The Battle of The Giants

It had to happen. One of the outcomes of most recessions is that there are some fearfully large consolidations of big companies - and yesterday saw another big announcement in a market sector that is heating up big time.

Hewlett Packard announced it was acquiring networking company, 3 Com, for around $2.7bn in the same breath as producing better than expected profits on lower sales last year. For those in the industry, this the annual musical chairs time at the computer giant, HP, and many will find that a few more chairs than usual have been whipped away as they keep making sure they are as lean as possible.

Ostensibly, the acquisition is to give HP a footprint in the lucrative Chinese market where 55% of 3 Com's sales come from. However, there are other motives as there have been major moves by networking giant Cisco to move into the server market at the datacentre which is a direct threat to the giants of that market, HP, Dell and Sun. The 3 Com acquisition, in that context, is all about augmenting HP's portfolio of networking switches and infrastructure devices to ensure they have all the pieces of the server, storage and networking products required to maintain their market position as Cisco put their formidable weight into this market.

There is more. Cisco's market play into the server market takes it from its luxurious, high profit network business where it dominates into the grimy and lower margin world of PCs and servers where HP have great skill in thriving. It could be argued that Cisco will find it hard to apply its typical cost models in the server market to be able to compete or make a decent profit. HP's move is certainly a clever defence of their position, although in reality, 3 Com has only a single digit market share in Cisco's core markets and was no longer the big player it used to be. Some analysts feel that companies like Brocade would have been a better buy, but in the great scheme of things, any old company in networking would have done.
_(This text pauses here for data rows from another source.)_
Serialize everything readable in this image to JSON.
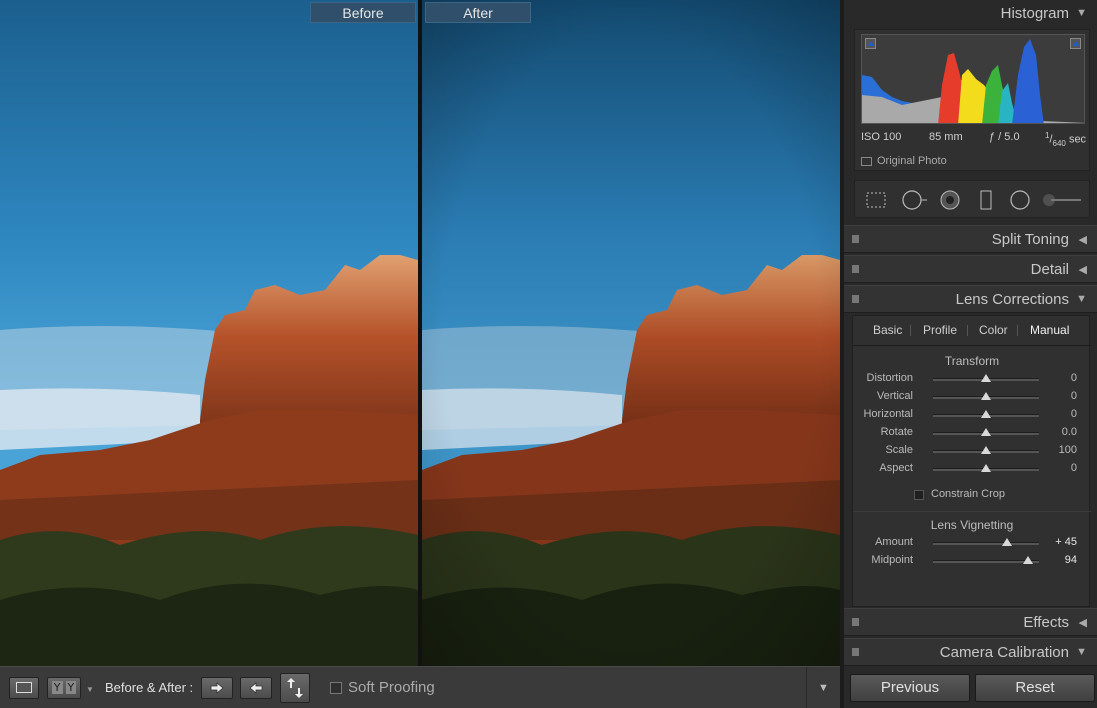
{
  "view": {
    "before_label": "Before",
    "after_label": "After"
  },
  "toolbar": {
    "yy_label_left": "Y",
    "yy_label_right": "Y",
    "before_after_label": "Before & After :",
    "soft_proofing_label": "Soft Proofing"
  },
  "histogram": {
    "title": "Histogram",
    "iso": "ISO 100",
    "focal_length": "85 mm",
    "aperture": "ƒ / 5.0",
    "shutter_num": "1",
    "shutter_den": "640",
    "shutter_unit": "sec",
    "original_photo_label": "Original Photo"
  },
  "panels": {
    "split_toning": "Split Toning",
    "detail": "Detail",
    "lens_corrections": "Lens Corrections",
    "effects": "Effects",
    "camera_calibration": "Camera Calibration"
  },
  "lens_corrections": {
    "tabs": [
      "Basic",
      "Profile",
      "Color",
      "Manual"
    ],
    "active_tab": "Manual",
    "transform_title": "Transform",
    "transform_sliders": [
      {
        "label": "Distortion",
        "value": "0",
        "fraction": 0.5
      },
      {
        "label": "Vertical",
        "value": "0",
        "fraction": 0.5
      },
      {
        "label": "Horizontal",
        "value": "0",
        "fraction": 0.5
      },
      {
        "label": "Rotate",
        "value": "0.0",
        "fraction": 0.5
      },
      {
        "label": "Scale",
        "value": "100",
        "fraction": 0.5
      },
      {
        "label": "Aspect",
        "value": "0",
        "fraction": 0.5
      }
    ],
    "constrain_crop_label": "Constrain Crop",
    "vignetting_title": "Lens Vignetting",
    "vignetting_sliders": [
      {
        "label": "Amount",
        "value": "+ 45",
        "fraction": 0.7
      },
      {
        "label": "Midpoint",
        "value": "94",
        "fraction": 0.9
      }
    ]
  },
  "buttons": {
    "previous": "Previous",
    "reset": "Reset"
  }
}
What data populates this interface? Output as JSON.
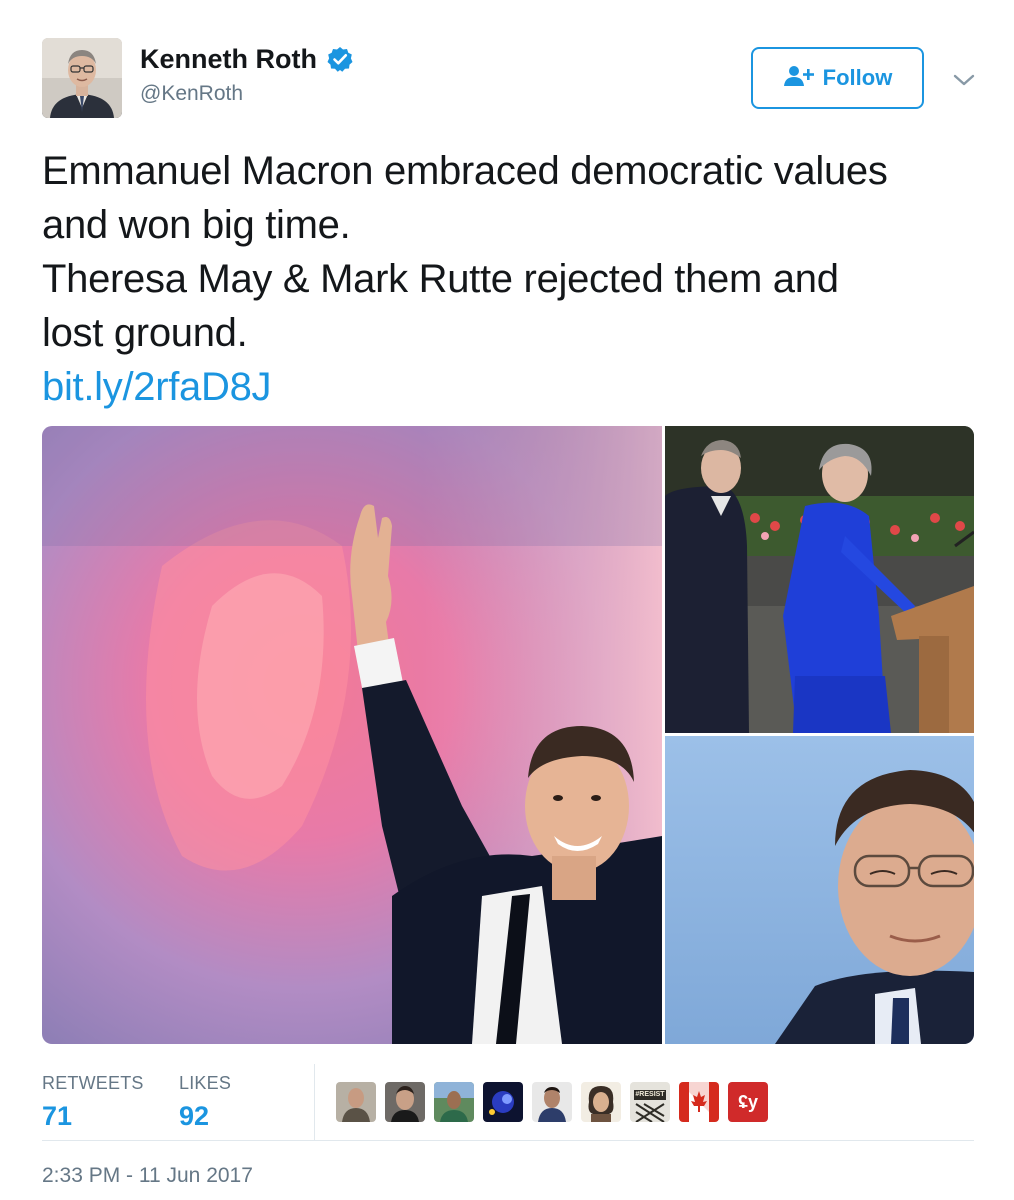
{
  "user": {
    "display_name": "Kenneth Roth",
    "handle": "@KenRoth",
    "verified": true
  },
  "follow_button": {
    "label": "Follow",
    "icon": "add-user-icon"
  },
  "tweet": {
    "lines": [
      "Emmanuel Macron embraced democratic values",
      "and won big time.",
      "Theresa May & Mark Rutte rejected them and",
      "lost ground."
    ],
    "link": "bit.ly/2rfaD8J"
  },
  "stats": {
    "retweets_label": "RETWEETS",
    "retweets_value": "71",
    "likes_label": "LIKES",
    "likes_value": "92"
  },
  "liker_badges": {
    "resist_text": "#RESIST",
    "last_text": "ʢy"
  },
  "timestamp": "2:33 PM - 11 Jun 2017",
  "colors": {
    "accent": "#1b95e0",
    "muted": "#657786",
    "text": "#14171a",
    "divider": "#e1e8ed"
  }
}
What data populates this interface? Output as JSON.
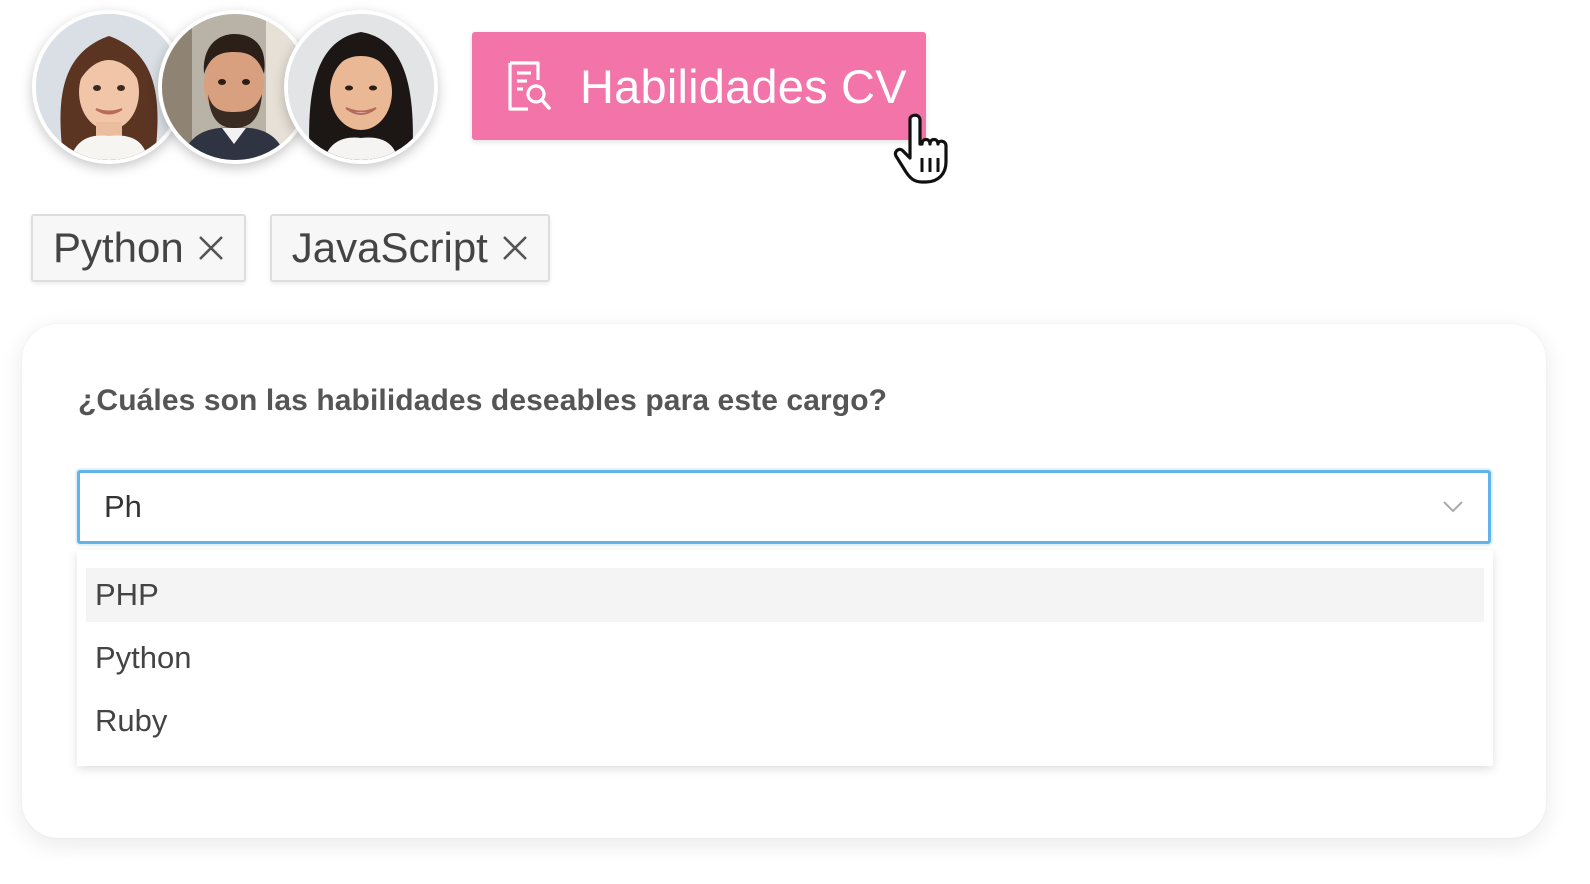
{
  "avatars": [
    {
      "name": "avatar-woman-brown-hair"
    },
    {
      "name": "avatar-man-beard"
    },
    {
      "name": "avatar-woman-black-hair"
    }
  ],
  "cv_button": {
    "label": "Habilidades CV",
    "icon": "document-search-icon",
    "color": "#f274a8"
  },
  "tags": [
    {
      "label": "Python",
      "remove_icon": "close-icon"
    },
    {
      "label": "JavaScript",
      "remove_icon": "close-icon"
    }
  ],
  "card": {
    "question": "¿Cuáles son las habilidades deseables para este cargo?",
    "input": {
      "value": "Ph",
      "focus_color": "#62b3ea",
      "chevron_icon": "chevron-down-icon"
    },
    "options": [
      {
        "label": "PHP",
        "highlighted": true
      },
      {
        "label": "Python",
        "highlighted": false
      },
      {
        "label": "Ruby",
        "highlighted": false
      }
    ]
  }
}
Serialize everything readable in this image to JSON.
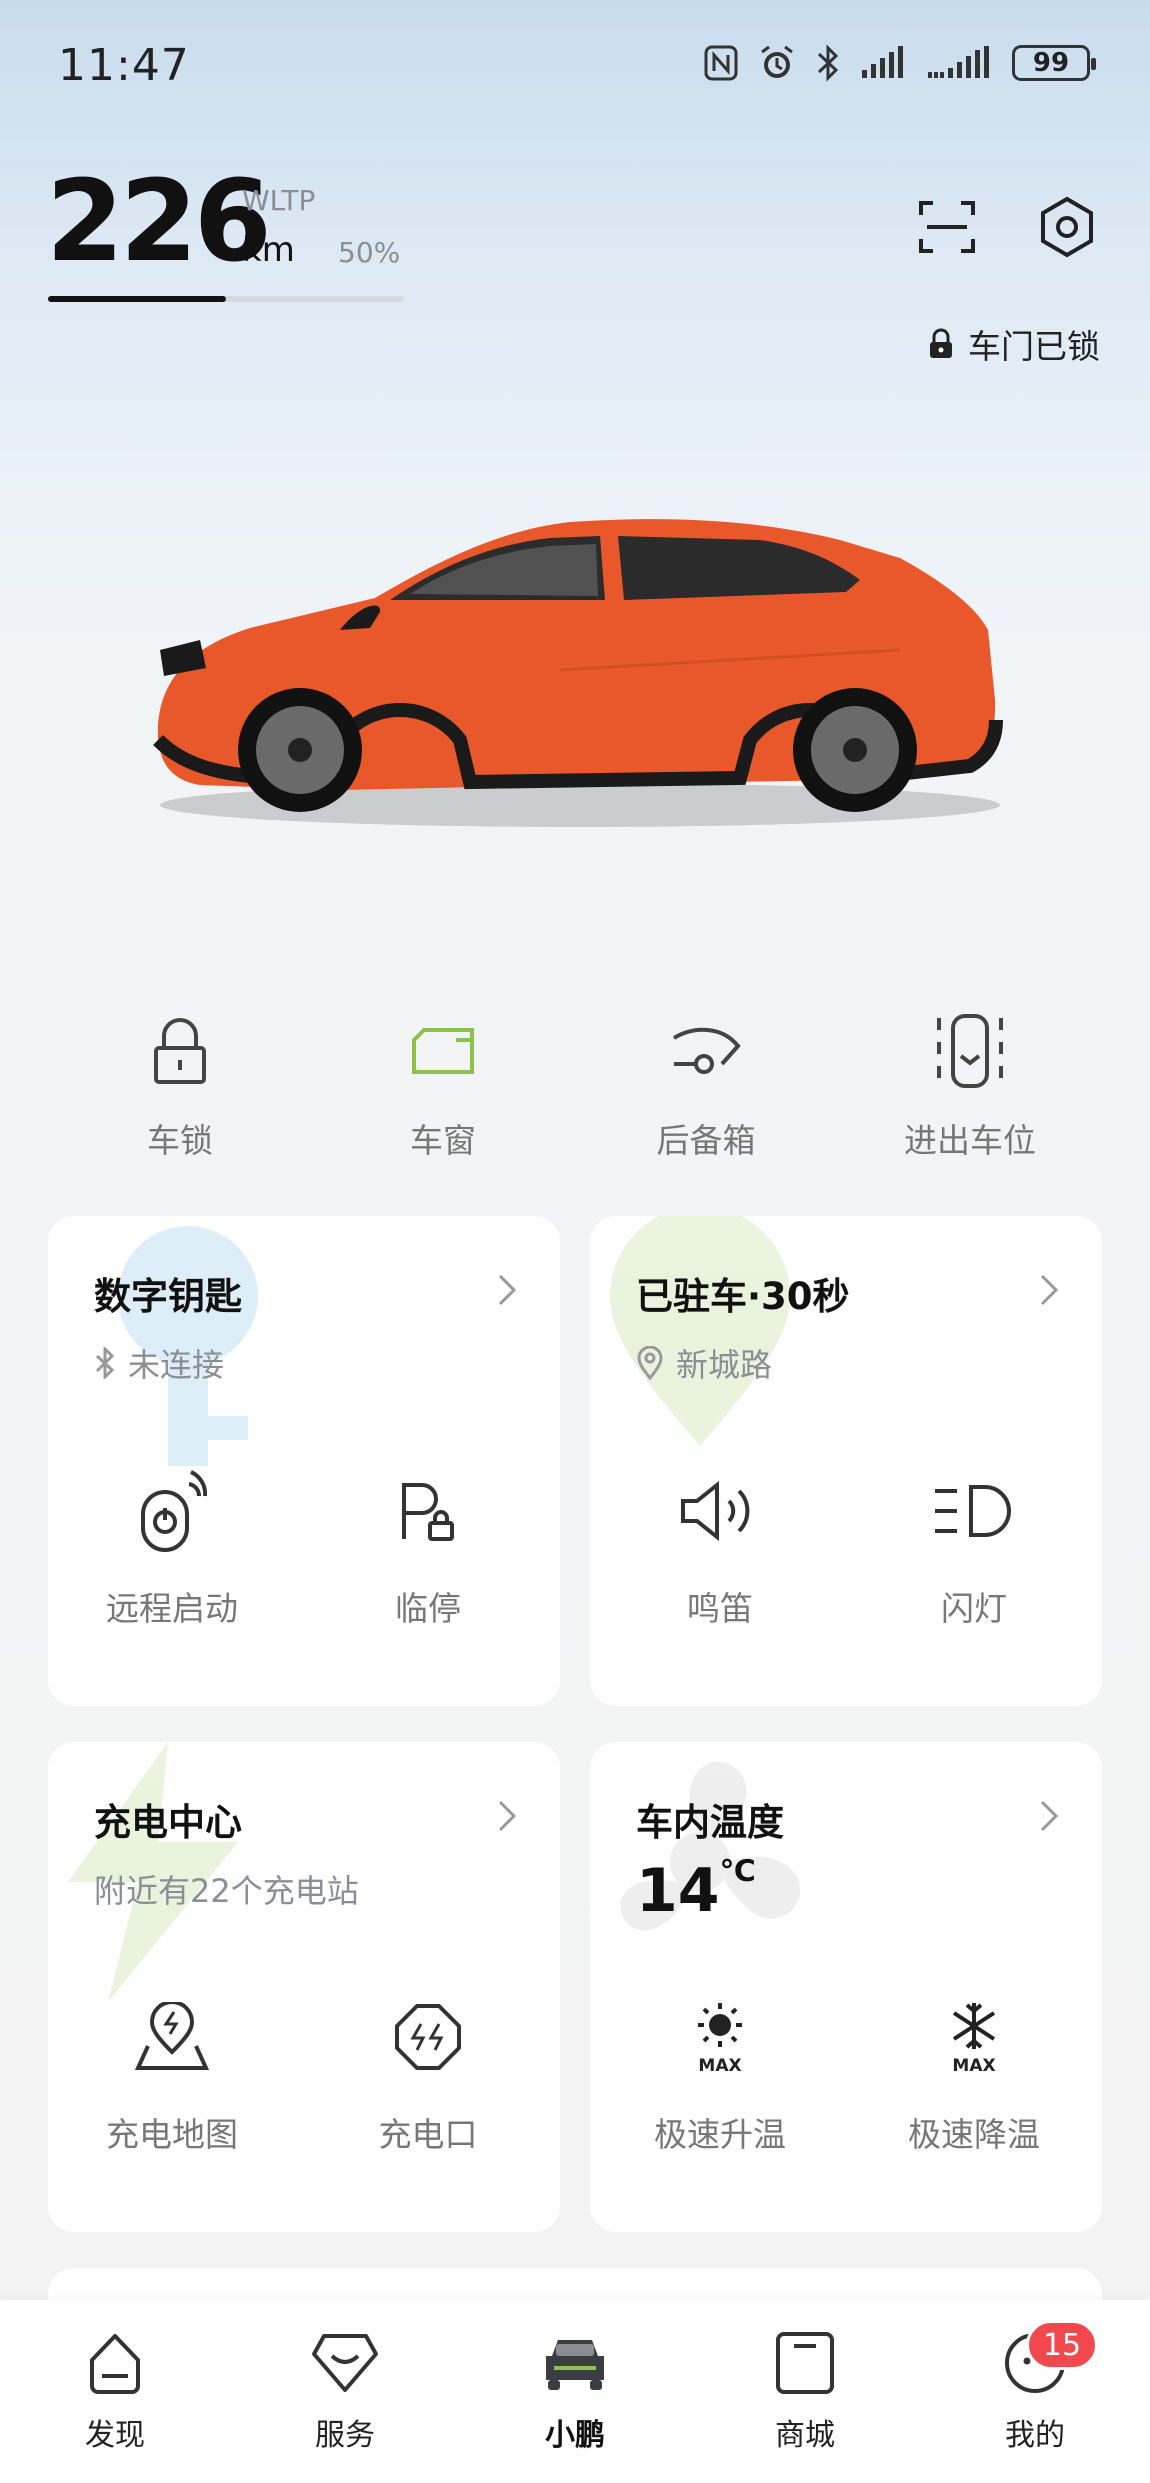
{
  "status_bar": {
    "time": "11:47",
    "battery": "99",
    "icons": [
      "nfc-icon",
      "alarm-icon",
      "bluetooth-icon",
      "signal-icon",
      "signal-icon-2",
      "battery-icon"
    ]
  },
  "range": {
    "value": "226",
    "standard": "WLTP",
    "unit": "km",
    "percent_label": "50%",
    "percent": 0.5
  },
  "door_status": "车门已锁",
  "quick_controls": [
    {
      "label": "车锁",
      "icon": "lock-icon"
    },
    {
      "label": "车窗",
      "icon": "window-icon"
    },
    {
      "label": "后备箱",
      "icon": "trunk-icon"
    },
    {
      "label": "进出车位",
      "icon": "parking-icon"
    }
  ],
  "cards": {
    "digital_key": {
      "title": "数字钥匙",
      "status": "未连接",
      "actions": [
        {
          "label": "远程启动",
          "icon": "remote-start-icon"
        },
        {
          "label": "临停",
          "icon": "temp-park-icon"
        }
      ]
    },
    "parked": {
      "title": "已驻车·30秒",
      "location": "新城路",
      "actions": [
        {
          "label": "鸣笛",
          "icon": "horn-icon"
        },
        {
          "label": "闪灯",
          "icon": "flash-lights-icon"
        }
      ]
    },
    "charging": {
      "title": "充电中心",
      "subtitle": "附近有22个充电站",
      "actions": [
        {
          "label": "充电地图",
          "icon": "charge-map-icon"
        },
        {
          "label": "充电口",
          "icon": "charge-port-icon"
        }
      ]
    },
    "cabin_temp": {
      "title": "车内温度",
      "value": "14",
      "unit": "℃",
      "actions": [
        {
          "label": "极速升温",
          "icon": "max-heat-icon"
        },
        {
          "label": "极速降温",
          "icon": "max-cool-icon"
        }
      ]
    }
  },
  "bottom_nav": [
    {
      "label": "发现",
      "icon": "discover-icon"
    },
    {
      "label": "服务",
      "icon": "service-icon"
    },
    {
      "label": "小鹏",
      "icon": "car-icon",
      "active": true
    },
    {
      "label": "商城",
      "icon": "shop-icon"
    },
    {
      "label": "我的",
      "icon": "profile-icon",
      "badge": "15"
    }
  ],
  "colors": {
    "accent_green": "#8bc34a",
    "car_orange": "#e8582a",
    "badge_red": "#f0484c"
  }
}
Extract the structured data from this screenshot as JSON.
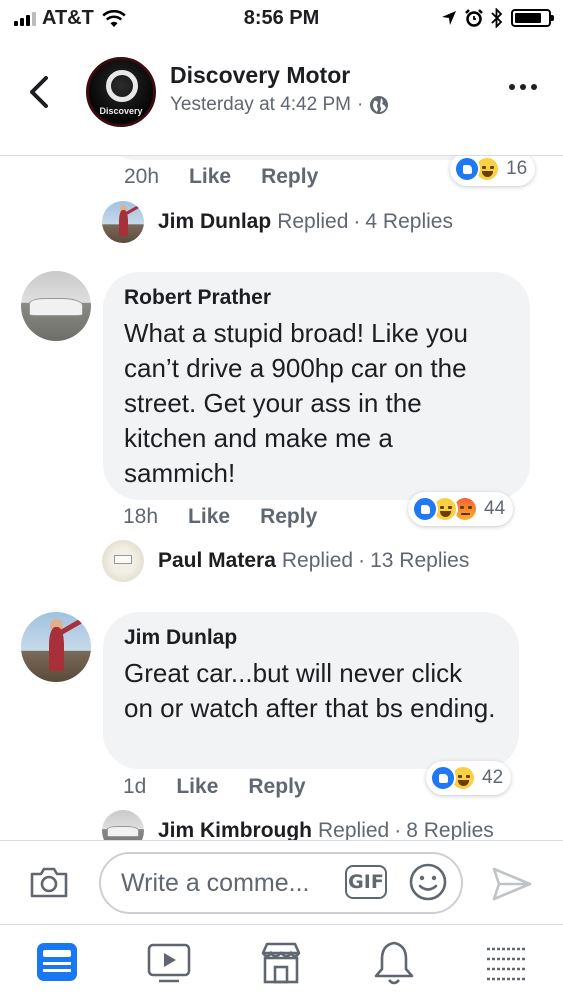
{
  "status_bar": {
    "carrier": "AT&T",
    "time": "8:56 PM"
  },
  "header": {
    "page_name": "Discovery Motor",
    "post_time": "Yesterday at 4:42 PM",
    "separator": "·",
    "avatar_text": "Discovery"
  },
  "top_comment": {
    "age": "20h",
    "like": "Like",
    "reply": "Reply",
    "reaction_count": "16",
    "replies": {
      "name": "Jim Dunlap",
      "action": "Replied",
      "separator": "·",
      "count": "4 Replies"
    }
  },
  "comments": [
    {
      "author": "Robert Prather",
      "text": "What a stupid broad! Like you can’t drive a 900hp car on the street. Get your ass in the kitchen and make me a sammich!",
      "age": "18h",
      "like": "Like",
      "reply": "Reply",
      "reaction_count": "44",
      "replies": {
        "name": "Paul Matera",
        "action": "Replied",
        "separator": "·",
        "count": "13 Replies"
      }
    },
    {
      "author": "Jim Dunlap",
      "text": "Great car...but will never click on or watch after that  bs ending.",
      "age": "1d",
      "like": "Like",
      "reply": "Reply",
      "reaction_count": "42",
      "replies": {
        "name": "Jim Kimbrough",
        "action": "Replied",
        "separator": "·",
        "count": "8 Replies"
      }
    }
  ],
  "composer": {
    "placeholder": "Write a comme...",
    "gif_label": "GIF"
  },
  "tabs": [
    {
      "name": "News Feed",
      "icon": "news-feed-icon",
      "active": true
    },
    {
      "name": "Watch",
      "icon": "video-icon"
    },
    {
      "name": "Marketplace",
      "icon": "marketplace-icon"
    },
    {
      "name": "Notifications",
      "icon": "bell-icon"
    },
    {
      "name": "Menu",
      "icon": "menu-icon"
    }
  ],
  "colors": {
    "accent": "#1877f2",
    "secondary_text": "#606770",
    "bubble": "#f2f3f5"
  }
}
HP have learned how to acquire and absorb big companies very quickly. Starting with the huge takeover of Compaq which cost Carly Fiorini her job, they have more recently acquired EDS which almost doubled their workforce. Meanwhile, their arch rivals in the PC and server market, Dell, has been building out its portfolio to compete by adding Equalogic and Perot into its midst making it a much stronger company.

What does this all mean for companies, large and small? Well this period of formidable consolidation will likely increase the massive competition in what is already a highly competitive market for PCs, servers, storage and networking. It is likely to drive prices down further which may be a good thing - but for those companies who sell these products, the decreasing profit margins in selling solutions based around these companies and Microsoft is squeezing the life out of what was a vibrant market to be in. I don't think this will make life much better for them.

It certainly means that Cisco and HP are now toe to toe and head to head in the market. It will be a battle royal to win the loyalty of the customers.